Asking Questions or Defining Problems:
The product team decides that we want to add a feature to our software development kit (SDK). We then take the product request document (PRD) and turn it into a design document (DD). We estimate what the result of this feature will be (increased load on servers, what the data collected will roughly look like).
We examine the logs and determine that an issue exists with the data being collected (e.g. is it in the format we expect? Is it the data collected within reasonable parameters?). We look at the data and determine if it's outside of those bounds.
Developing and Using Models:
We build a prototype of the feature that we want to implement. This will normally be tested using a test program that interfaces with a known system to see what preliminary data would look like.
Planning and Carrying Out Investigations and Analyzing and Interpreting Data:
When making a change to the product we're working on, the change will be put behind a flag (i.e. whether it should be executed or not), and A/B tests will be run with and without the feature to analyze impact. A subset of users are placed in the control and experimental groups, and a series of metrics are collected (e.g. crashes, latency, traffic), and the change will be rolled out to everyone if they are within bounds acceptable for the important metrics (e.g. traffic went up 10%, which is fine, and crashes/latency stayed neutral).
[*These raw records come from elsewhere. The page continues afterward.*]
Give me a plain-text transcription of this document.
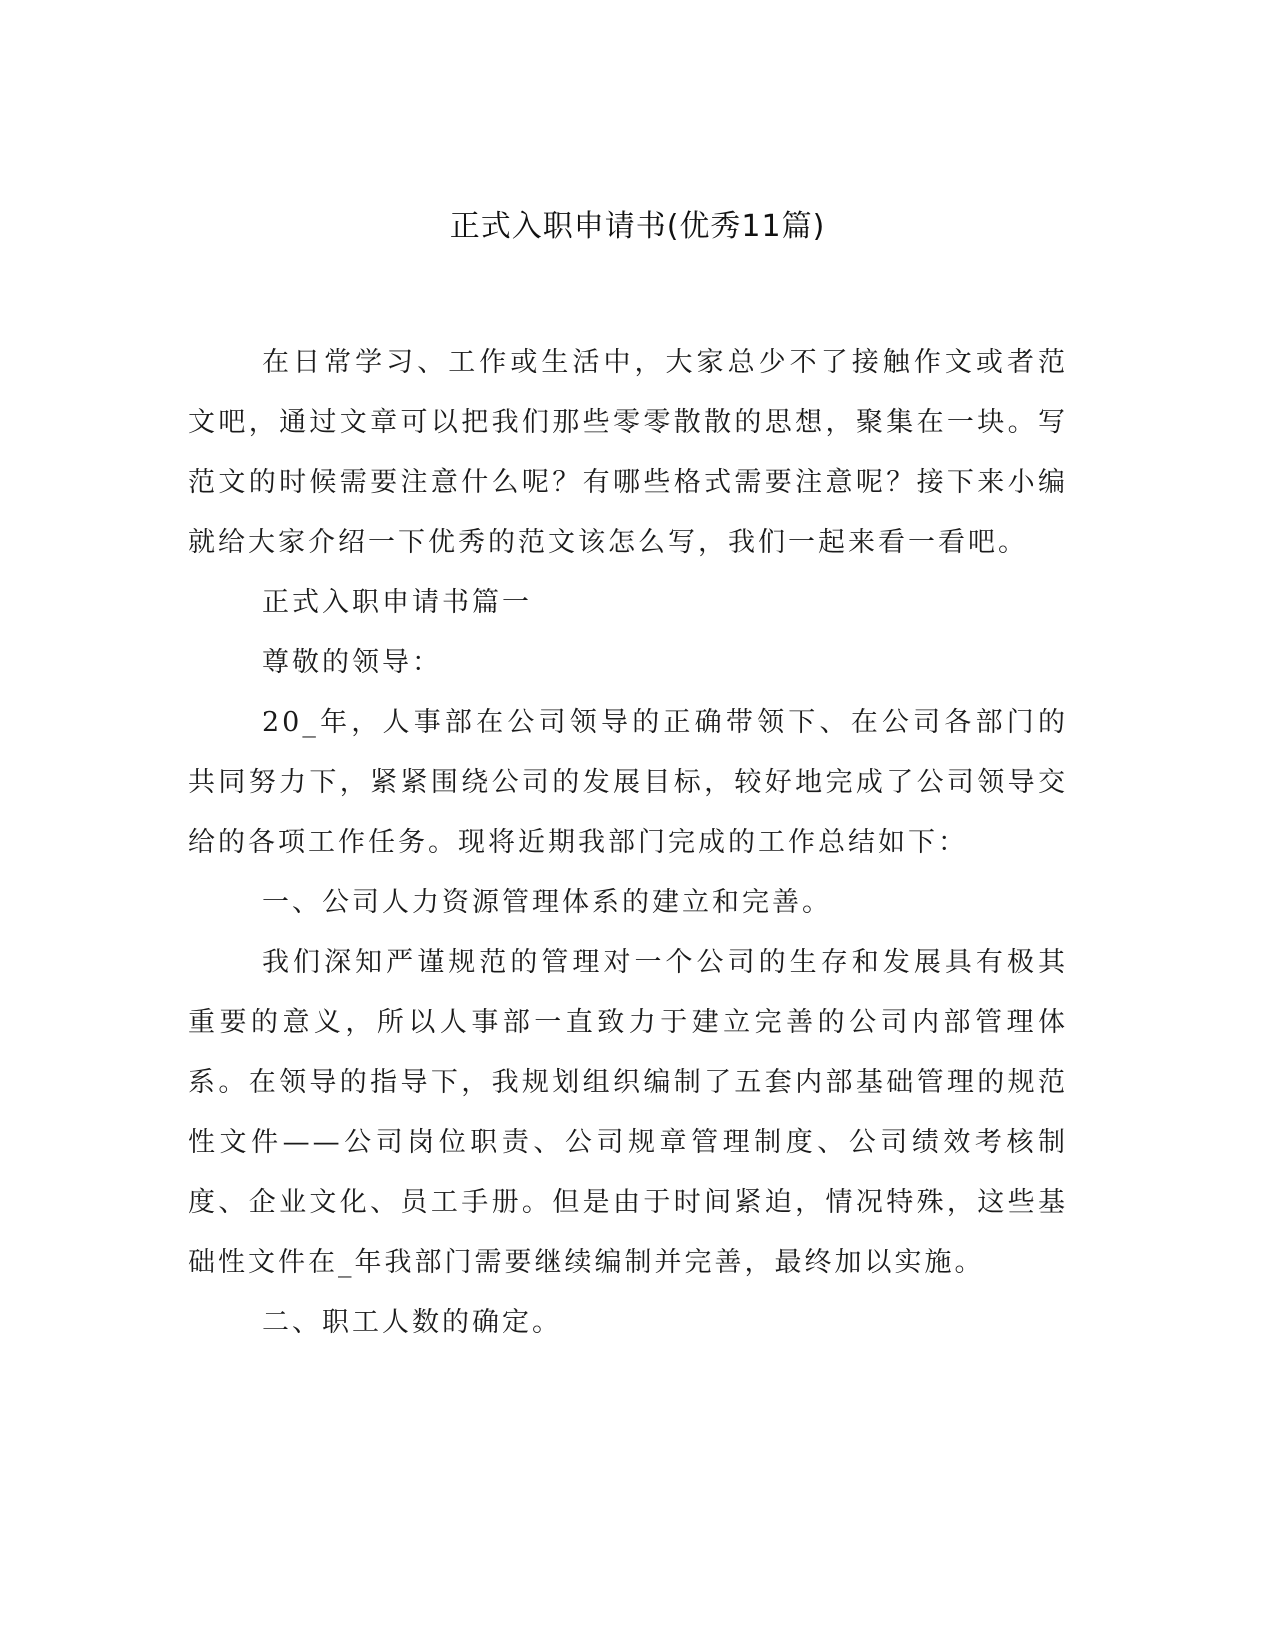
正式入职申请书(优秀11篇)

在日常学习、工作或生活中，大家总少不了接触作文或者范文吧，通过文章可以把我们那些零零散散的思想，聚集在一块。写范文的时候需要注意什么呢？有哪些格式需要注意呢？接下来小编就给大家介绍一下优秀的范文该怎么写，我们一起来看一看吧。

正式入职申请书篇一

尊敬的领导：

20_年，人事部在公司领导的正确带领下、在公司各部门的共同努力下，紧紧围绕公司的发展目标，较好地完成了公司领导交给的各项工作任务。现将近期我部门完成的工作总结如下：

一、公司人力资源管理体系的建立和完善。

我们深知严谨规范的管理对一个公司的生存和发展具有极其重要的意义，所以人事部一直致力于建立完善的公司内部管理体系。在领导的指导下，我规划组织编制了五套内部基础管理的规范性文件——公司岗位职责、公司规章管理制度、公司绩效考核制度、企业文化、员工手册。但是由于时间紧迫，情况特殊，这些基础性文件在_年我部门需要继续编制并完善，最终加以实施。

二、职工人数的确定。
Additionally, any changes to the code will have unit tests (tests that are run for small portions of code) and integration tests (tests that are run from end to end across the whole product) which will report test success or failure with context. Failures will be analyzed for log statements that indicate at what part of the code the process went awry and, sometimes, developers will step through the code and inspect the variables to see where things went wrong.
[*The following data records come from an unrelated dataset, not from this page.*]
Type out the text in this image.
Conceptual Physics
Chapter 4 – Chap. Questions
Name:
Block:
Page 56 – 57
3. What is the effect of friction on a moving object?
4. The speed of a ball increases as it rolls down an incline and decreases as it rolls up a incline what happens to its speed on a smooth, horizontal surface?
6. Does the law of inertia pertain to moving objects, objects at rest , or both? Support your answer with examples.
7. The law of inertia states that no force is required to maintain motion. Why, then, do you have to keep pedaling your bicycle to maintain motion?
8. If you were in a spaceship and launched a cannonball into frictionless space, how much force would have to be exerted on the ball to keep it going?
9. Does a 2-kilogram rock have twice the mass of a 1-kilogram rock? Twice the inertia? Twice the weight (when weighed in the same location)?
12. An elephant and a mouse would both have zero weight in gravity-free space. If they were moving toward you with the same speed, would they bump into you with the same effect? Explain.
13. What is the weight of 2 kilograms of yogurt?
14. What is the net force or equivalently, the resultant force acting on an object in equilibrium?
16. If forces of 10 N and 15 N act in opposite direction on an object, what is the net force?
Using Mathematics and Computational Thinking:
The A/B tests mentioned above spit out values and ranges for those values (e.g. the experimental group may show a -.1%-.5% change in some metric, with the ability to change the confidence interval). Additionally, data sent may have to be queried to take a look at some problematic datasets and make theories about where things went wrong.
Designing Solutions:
Based on the data, we can say that the feature increased traffic by 10%. Was this because the feature caused 10% more use? But if we look at the traffic, traffic specifically related to that feature was 20% of the control group's traffic. It should have increased overall traffic by 20%. Looking at the data sent for other parts of the product, usage of another feature was down half the increase. The new feature likely cannibalized that existing traffic.
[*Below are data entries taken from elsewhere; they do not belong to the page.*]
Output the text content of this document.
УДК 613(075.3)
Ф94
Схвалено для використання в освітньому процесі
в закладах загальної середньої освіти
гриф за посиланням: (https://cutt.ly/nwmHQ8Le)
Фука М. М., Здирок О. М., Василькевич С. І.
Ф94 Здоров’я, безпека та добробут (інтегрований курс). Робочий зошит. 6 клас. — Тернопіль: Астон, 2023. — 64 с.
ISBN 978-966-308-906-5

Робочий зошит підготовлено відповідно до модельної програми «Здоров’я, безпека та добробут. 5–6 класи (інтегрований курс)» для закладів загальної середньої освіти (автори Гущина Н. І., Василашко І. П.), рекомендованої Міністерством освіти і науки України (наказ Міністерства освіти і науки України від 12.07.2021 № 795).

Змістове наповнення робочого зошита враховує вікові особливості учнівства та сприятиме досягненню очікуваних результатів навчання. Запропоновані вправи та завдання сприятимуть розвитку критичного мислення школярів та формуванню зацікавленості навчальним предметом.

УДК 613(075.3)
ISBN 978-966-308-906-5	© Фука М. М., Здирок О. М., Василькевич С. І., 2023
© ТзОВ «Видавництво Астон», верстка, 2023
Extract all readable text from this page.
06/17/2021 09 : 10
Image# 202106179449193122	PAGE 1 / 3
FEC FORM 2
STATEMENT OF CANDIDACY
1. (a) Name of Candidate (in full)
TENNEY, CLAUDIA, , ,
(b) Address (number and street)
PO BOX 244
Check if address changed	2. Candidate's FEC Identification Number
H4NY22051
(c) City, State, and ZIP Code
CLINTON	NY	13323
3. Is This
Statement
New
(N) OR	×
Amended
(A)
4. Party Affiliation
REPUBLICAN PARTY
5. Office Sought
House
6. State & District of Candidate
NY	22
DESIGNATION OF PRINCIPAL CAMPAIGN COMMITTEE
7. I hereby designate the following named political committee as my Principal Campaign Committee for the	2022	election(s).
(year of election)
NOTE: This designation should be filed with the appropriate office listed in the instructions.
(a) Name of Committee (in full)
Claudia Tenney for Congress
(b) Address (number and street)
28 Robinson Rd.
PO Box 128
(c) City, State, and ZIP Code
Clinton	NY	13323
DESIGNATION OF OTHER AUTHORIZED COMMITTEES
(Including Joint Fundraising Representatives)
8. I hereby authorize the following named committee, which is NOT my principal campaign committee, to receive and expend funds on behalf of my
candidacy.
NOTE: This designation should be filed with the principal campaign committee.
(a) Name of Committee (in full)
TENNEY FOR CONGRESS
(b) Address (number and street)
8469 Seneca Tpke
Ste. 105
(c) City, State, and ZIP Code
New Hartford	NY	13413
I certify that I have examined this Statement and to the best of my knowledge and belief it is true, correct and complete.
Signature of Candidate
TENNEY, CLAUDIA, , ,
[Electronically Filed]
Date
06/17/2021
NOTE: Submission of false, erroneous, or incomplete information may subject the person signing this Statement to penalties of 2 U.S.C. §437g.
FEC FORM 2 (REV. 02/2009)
Engaging in Argument from Evidence:
Answered in the previous practices.
Obtaining, Evaluating, and Communicating Information:
As the new feature/bugfix is rolled out to more and more users, snapshots are taken at each stage to see the change in data, and likely explanations for this change are documented by the engineers rolling out the feature. If the data matches expectations and is within bounds, it will be rolled out to 100% of users. This doesn't mean that something negative couldn't be hidden in the data (or not collected at all) and have to be rolled back later, but it gives us reasonable confidence that the change isn't catastrophic. If the data isn't within acceptable bounds, steps to stabilize that feature is documented. If the data looks like the feature is fundamentally flawed, it will be rolled back.